Sim to M: Enhancing LLM Reasoning with Perspective-Taking¶
This recipe demonstrates how to implement the Sim to M (Simulation Theory of Mind) technique using Large Language Models (LLMs) with Mirascope. Sim to M is a prompt engineering method that enhances an LLM's ability to reason about complex situations involving multiple perspectives.
Background
Sim to M is a prompt engineering technique for dealing with complex situations which involve multiple perspectives. First ask the LLM to establish the facts from one person's perspective, then answer the question based only on that perspective. This approach can significantly improve the LLM's ability to reason about situations involving different viewpoints or limited information.
Implementation¶
Let's implement the Sim to M technique using Mirascope:
from mirascope.core import openai
from mirascope.core.base.prompt import prompt_template
@openai.call(model="gpt-4o-mini")
@prompt_template(
"""
The following is a sequence of events:
{story}
What events does {name} know about?
"""
)
def get_one_perspective(story: str, name: str):
"""Gets one person's perspective of a story."""
@openai.call(model="gpt-4o-mini")
@prompt_template(
"""
{story_from_perspective}
Based on the above information, answer the following question:
{query}
"""
)
def sim_to_m(story: str, query: str, name: str) -> openai.OpenAIDynamicConfig:
"""Executes the flow of the Sim to M technique."""
story_from_perspective = get_one_perspective(story=story, name=name)
return {"computed_fields": {"story_from_perspective": story_from_perspective}}
story = """Jim put the ball in the box. While Jim wasn't looking, Avi moved the \
ball to the basket."""
query = "Where does Jim think the ball is?"
print(sim_to_m(story=story, query=query, name="Jim"))
Based on the information provided, Jim believes the ball is in the box, as he is only aware of his own action of putting the ball there. He is unaware of Avi's action of moving the ball to the basket. Therefore, Jim thinks the ball is still in the box.
This implementation consists of two main functions:
get_one_perspective
: This function takes a story and a person's name as input, and returns the events known to that person.sim_to_m
: This function orchestrates the Sim to M technique. It first callsget_one_perspective
to establish the facts from one person's viewpoint, then uses this perspective to answer the given query.
Benefits and Considerations¶
The Sim to M implementation offers several advantages:
- Improved reasoning about situations involving multiple perspectives or limited information.
- Enhanced ability to model and simulate different viewpoints in complex scenarios.
- Potential for more accurate responses in tasks involving theory of mind or perspective-taking.
When implementing this technique, consider:
- Carefully crafting the initial story to include relevant information about different perspectives.
- Ensuring that the query is specific to a particular perspective or viewpoint.

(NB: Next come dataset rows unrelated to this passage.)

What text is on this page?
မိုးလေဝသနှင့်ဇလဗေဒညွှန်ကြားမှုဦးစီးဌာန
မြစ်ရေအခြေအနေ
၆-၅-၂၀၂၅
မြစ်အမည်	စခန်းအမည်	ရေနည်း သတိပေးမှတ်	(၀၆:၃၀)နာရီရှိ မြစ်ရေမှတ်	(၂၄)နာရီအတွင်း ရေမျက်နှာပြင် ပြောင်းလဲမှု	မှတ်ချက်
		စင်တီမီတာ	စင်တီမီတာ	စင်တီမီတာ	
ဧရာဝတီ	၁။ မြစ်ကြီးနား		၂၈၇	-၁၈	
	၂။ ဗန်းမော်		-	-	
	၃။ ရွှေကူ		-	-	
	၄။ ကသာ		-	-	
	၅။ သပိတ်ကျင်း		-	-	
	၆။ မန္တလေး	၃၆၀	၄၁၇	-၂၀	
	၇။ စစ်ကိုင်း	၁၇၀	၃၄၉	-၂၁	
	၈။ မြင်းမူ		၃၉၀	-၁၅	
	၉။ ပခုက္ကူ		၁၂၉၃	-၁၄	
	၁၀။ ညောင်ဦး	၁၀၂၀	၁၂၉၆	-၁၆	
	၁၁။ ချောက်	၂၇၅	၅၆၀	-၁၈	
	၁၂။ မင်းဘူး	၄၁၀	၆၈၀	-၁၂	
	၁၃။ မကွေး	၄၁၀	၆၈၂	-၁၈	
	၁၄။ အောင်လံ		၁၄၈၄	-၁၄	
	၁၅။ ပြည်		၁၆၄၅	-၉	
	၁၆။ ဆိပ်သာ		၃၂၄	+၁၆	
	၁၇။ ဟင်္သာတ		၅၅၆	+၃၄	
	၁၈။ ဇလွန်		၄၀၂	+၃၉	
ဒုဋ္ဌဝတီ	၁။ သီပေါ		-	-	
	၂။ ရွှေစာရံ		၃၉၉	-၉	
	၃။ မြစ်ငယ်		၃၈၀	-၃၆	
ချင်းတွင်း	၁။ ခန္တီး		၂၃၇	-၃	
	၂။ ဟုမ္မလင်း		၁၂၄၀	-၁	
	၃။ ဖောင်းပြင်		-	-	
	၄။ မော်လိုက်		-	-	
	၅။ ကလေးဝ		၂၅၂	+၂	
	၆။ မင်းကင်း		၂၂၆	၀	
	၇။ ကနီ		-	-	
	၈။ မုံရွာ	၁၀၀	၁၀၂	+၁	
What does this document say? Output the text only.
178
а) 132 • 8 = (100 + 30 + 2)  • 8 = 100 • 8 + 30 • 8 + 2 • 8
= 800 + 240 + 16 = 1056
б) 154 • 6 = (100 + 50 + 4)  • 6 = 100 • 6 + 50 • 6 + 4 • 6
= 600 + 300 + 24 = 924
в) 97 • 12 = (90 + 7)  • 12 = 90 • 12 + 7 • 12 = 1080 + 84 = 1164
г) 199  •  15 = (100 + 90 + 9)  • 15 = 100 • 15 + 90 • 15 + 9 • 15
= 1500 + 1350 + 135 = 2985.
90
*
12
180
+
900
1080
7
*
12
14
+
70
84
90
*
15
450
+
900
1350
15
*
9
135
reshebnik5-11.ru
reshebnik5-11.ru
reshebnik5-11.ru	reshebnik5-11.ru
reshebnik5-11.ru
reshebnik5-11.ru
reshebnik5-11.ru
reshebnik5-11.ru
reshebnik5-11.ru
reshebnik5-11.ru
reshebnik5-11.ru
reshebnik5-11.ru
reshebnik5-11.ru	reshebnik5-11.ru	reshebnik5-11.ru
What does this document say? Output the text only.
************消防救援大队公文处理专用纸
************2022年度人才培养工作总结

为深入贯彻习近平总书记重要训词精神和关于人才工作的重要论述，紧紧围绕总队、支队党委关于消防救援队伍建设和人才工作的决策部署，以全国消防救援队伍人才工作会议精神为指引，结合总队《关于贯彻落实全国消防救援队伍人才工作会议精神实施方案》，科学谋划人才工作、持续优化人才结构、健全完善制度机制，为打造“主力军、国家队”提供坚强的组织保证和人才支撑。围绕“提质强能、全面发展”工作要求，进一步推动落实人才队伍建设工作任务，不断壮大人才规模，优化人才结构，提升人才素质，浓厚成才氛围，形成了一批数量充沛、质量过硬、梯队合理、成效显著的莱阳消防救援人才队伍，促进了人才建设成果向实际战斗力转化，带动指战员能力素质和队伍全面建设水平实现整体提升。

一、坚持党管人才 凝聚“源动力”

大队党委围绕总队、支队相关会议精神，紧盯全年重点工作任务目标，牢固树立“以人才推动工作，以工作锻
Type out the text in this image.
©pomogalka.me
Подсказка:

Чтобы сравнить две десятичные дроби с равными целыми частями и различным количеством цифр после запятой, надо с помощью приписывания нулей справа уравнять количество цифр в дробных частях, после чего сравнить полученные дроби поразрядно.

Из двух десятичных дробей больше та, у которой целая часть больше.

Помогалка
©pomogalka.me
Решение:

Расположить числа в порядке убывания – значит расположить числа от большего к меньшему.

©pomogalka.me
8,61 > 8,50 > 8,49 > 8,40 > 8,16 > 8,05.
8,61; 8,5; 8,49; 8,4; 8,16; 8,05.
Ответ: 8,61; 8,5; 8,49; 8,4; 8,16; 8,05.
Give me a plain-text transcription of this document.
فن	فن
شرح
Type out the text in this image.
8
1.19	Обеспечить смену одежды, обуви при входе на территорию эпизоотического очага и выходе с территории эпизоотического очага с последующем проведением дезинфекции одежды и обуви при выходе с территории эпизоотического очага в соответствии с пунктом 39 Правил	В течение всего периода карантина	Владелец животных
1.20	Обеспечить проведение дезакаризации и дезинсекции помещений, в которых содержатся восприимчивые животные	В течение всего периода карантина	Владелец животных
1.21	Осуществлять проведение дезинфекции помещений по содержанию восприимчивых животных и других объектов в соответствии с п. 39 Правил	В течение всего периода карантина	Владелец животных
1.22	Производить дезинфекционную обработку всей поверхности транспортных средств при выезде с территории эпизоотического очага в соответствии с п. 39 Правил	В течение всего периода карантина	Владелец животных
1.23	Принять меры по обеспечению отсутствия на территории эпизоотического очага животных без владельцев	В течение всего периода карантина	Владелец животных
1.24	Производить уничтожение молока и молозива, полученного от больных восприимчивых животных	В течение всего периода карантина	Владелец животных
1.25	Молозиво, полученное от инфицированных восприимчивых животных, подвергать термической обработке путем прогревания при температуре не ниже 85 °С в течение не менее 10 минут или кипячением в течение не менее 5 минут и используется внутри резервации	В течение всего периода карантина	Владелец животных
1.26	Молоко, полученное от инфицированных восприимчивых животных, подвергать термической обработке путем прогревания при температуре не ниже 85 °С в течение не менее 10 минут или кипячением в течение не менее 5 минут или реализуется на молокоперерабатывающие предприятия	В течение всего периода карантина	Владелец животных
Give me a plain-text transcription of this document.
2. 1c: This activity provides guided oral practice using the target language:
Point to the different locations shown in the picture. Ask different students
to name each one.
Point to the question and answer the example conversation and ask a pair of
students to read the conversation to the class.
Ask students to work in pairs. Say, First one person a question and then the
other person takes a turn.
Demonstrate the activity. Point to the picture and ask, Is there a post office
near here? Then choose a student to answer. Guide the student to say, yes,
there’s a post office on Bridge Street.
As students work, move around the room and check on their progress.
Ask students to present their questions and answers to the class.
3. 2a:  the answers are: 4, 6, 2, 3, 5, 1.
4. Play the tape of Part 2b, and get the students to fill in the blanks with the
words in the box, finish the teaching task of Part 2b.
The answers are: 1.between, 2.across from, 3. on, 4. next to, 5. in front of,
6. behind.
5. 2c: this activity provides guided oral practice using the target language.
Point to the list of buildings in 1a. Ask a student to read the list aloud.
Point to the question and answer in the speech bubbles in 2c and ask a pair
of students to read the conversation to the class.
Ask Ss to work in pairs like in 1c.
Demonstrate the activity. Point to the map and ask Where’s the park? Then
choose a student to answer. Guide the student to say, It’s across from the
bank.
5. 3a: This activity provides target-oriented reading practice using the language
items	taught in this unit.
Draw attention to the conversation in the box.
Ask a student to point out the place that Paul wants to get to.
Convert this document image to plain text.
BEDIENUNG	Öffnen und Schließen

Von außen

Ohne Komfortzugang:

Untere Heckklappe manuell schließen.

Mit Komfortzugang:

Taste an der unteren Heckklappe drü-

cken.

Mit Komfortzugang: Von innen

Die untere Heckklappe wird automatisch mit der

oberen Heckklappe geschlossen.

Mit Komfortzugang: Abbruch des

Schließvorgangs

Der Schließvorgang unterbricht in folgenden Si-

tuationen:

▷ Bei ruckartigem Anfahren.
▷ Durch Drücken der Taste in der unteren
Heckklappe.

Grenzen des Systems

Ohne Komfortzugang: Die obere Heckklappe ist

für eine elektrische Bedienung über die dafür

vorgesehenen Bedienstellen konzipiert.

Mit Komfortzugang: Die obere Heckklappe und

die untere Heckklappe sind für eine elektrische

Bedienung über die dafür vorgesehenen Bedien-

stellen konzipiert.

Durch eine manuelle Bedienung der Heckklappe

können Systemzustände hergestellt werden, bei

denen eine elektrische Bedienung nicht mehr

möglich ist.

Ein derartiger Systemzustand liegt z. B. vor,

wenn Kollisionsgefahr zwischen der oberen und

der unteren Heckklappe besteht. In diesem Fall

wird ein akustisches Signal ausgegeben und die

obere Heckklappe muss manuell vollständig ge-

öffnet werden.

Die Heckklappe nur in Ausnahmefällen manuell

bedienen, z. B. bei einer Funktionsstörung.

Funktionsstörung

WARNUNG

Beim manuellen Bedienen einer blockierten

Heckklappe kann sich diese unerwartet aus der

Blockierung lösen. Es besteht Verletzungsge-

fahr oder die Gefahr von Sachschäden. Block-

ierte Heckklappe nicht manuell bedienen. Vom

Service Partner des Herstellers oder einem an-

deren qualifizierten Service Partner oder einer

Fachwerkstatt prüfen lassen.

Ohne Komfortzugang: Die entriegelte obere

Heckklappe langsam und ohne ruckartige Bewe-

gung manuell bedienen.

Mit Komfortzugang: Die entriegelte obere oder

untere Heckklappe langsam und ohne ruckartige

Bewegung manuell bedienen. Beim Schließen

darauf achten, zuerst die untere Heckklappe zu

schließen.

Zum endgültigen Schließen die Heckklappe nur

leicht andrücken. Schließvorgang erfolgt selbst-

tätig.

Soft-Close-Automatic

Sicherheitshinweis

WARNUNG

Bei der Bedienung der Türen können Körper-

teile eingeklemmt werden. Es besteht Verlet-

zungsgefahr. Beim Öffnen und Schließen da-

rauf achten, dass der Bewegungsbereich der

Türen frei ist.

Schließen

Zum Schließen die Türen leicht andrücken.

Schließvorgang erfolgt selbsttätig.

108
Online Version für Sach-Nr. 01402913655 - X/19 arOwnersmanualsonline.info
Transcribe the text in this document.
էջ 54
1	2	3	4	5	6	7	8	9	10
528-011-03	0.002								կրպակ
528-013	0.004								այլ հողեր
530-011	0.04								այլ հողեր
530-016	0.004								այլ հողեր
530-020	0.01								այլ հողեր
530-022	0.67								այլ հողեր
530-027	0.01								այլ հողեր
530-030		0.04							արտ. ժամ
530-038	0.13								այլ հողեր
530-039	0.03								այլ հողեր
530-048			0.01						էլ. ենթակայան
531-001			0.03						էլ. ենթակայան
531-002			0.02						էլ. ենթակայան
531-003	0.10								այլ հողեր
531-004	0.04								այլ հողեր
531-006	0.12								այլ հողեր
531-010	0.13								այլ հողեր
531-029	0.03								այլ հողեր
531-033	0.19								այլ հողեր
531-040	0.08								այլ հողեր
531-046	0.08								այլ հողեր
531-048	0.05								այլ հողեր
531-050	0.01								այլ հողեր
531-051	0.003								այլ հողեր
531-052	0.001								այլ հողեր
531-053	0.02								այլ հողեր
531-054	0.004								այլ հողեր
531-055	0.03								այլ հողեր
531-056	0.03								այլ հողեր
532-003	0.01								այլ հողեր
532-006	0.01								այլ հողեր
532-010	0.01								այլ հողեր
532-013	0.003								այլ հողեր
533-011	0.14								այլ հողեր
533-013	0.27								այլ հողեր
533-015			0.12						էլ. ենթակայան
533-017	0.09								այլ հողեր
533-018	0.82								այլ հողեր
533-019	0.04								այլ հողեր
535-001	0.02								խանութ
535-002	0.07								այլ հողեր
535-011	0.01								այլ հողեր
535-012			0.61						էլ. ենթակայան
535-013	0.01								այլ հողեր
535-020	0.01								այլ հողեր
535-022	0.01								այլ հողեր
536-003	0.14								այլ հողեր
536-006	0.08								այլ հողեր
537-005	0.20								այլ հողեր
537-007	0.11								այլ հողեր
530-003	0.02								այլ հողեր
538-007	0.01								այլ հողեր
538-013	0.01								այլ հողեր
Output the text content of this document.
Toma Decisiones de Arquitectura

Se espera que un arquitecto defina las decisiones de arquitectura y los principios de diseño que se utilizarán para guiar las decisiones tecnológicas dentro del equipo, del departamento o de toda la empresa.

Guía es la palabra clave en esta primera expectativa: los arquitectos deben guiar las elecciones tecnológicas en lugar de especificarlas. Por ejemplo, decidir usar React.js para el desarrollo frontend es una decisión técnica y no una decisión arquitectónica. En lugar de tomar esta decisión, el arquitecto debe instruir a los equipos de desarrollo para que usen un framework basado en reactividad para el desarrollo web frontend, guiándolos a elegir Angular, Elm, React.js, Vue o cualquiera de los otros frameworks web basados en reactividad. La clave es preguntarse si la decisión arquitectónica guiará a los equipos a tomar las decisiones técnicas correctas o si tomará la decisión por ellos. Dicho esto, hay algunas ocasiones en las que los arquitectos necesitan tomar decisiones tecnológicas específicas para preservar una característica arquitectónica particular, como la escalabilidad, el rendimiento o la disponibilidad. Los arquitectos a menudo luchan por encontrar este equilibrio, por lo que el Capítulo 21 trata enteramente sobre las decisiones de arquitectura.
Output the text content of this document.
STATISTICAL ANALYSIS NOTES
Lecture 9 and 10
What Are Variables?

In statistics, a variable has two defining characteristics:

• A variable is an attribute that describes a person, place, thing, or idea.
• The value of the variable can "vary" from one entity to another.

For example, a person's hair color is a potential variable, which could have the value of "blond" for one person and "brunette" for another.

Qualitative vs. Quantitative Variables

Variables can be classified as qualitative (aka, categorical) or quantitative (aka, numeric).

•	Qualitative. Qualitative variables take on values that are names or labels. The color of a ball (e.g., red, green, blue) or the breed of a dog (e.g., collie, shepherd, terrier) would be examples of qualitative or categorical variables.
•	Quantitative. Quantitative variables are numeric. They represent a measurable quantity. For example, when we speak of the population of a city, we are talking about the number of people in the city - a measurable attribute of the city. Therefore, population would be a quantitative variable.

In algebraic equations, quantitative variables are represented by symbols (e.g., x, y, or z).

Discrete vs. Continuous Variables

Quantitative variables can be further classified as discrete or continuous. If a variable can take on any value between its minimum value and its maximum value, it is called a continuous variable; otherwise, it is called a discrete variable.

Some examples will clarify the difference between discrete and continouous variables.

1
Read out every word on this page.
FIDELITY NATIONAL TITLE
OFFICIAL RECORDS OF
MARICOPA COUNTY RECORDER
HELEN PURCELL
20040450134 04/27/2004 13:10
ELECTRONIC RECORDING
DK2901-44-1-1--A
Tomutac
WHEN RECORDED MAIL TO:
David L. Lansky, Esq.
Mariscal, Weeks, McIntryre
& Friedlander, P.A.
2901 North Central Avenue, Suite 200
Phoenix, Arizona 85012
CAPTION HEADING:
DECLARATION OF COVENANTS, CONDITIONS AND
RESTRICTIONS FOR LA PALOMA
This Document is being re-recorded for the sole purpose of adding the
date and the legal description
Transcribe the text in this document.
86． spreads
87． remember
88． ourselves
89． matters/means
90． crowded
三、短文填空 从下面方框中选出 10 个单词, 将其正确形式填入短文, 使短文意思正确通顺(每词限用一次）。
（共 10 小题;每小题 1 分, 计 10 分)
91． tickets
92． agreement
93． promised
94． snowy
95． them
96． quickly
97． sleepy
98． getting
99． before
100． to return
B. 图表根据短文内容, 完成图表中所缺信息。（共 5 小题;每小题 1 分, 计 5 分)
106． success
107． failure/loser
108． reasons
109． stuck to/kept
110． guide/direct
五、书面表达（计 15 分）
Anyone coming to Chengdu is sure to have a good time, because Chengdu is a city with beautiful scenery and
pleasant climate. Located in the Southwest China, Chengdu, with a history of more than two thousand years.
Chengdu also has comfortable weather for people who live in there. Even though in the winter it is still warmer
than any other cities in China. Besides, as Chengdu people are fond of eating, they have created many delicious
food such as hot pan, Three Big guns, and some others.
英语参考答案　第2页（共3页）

- Experimenting with different prompts for the
get_one_perspective
function to optimize perspective extraction.
Additional Real-World Applications
- Character Analysis in Literature: Use Sim to M to analyze characters' motivations and beliefs in complex narratives.
- Conflict Resolution: Apply the technique to understand different stakeholders' viewpoints in disputes.
- User Experience Design: Simulate how different user groups might perceive and interact with a product or service.
- Historical Analysis: Model historical figures' decision-making based on their known information at the time.
- Psychological Assessments: Enhance AI-assisted psychological evaluations by better modeling individual perspectives.
When adapting this recipe to your specific use-case, consider:
- Tailoring the story and query formats to your domain for better performance.
- Implementing a mechanism to handle multiple perspectives in more complex scenarios.
- Combining Sim to M with other techniques like Chain of Thought for even more nuanced reasoning.
- Developing a feedback loop to refine the perspective extraction process based on the accuracy of final answers.
By leveraging Mirascope's call
decorator and dynamic configuration, you can easily implement and customize the Sim to M technique to enhance your LLM's ability to reason about complex, multi-perspective situations across a wide range of applications.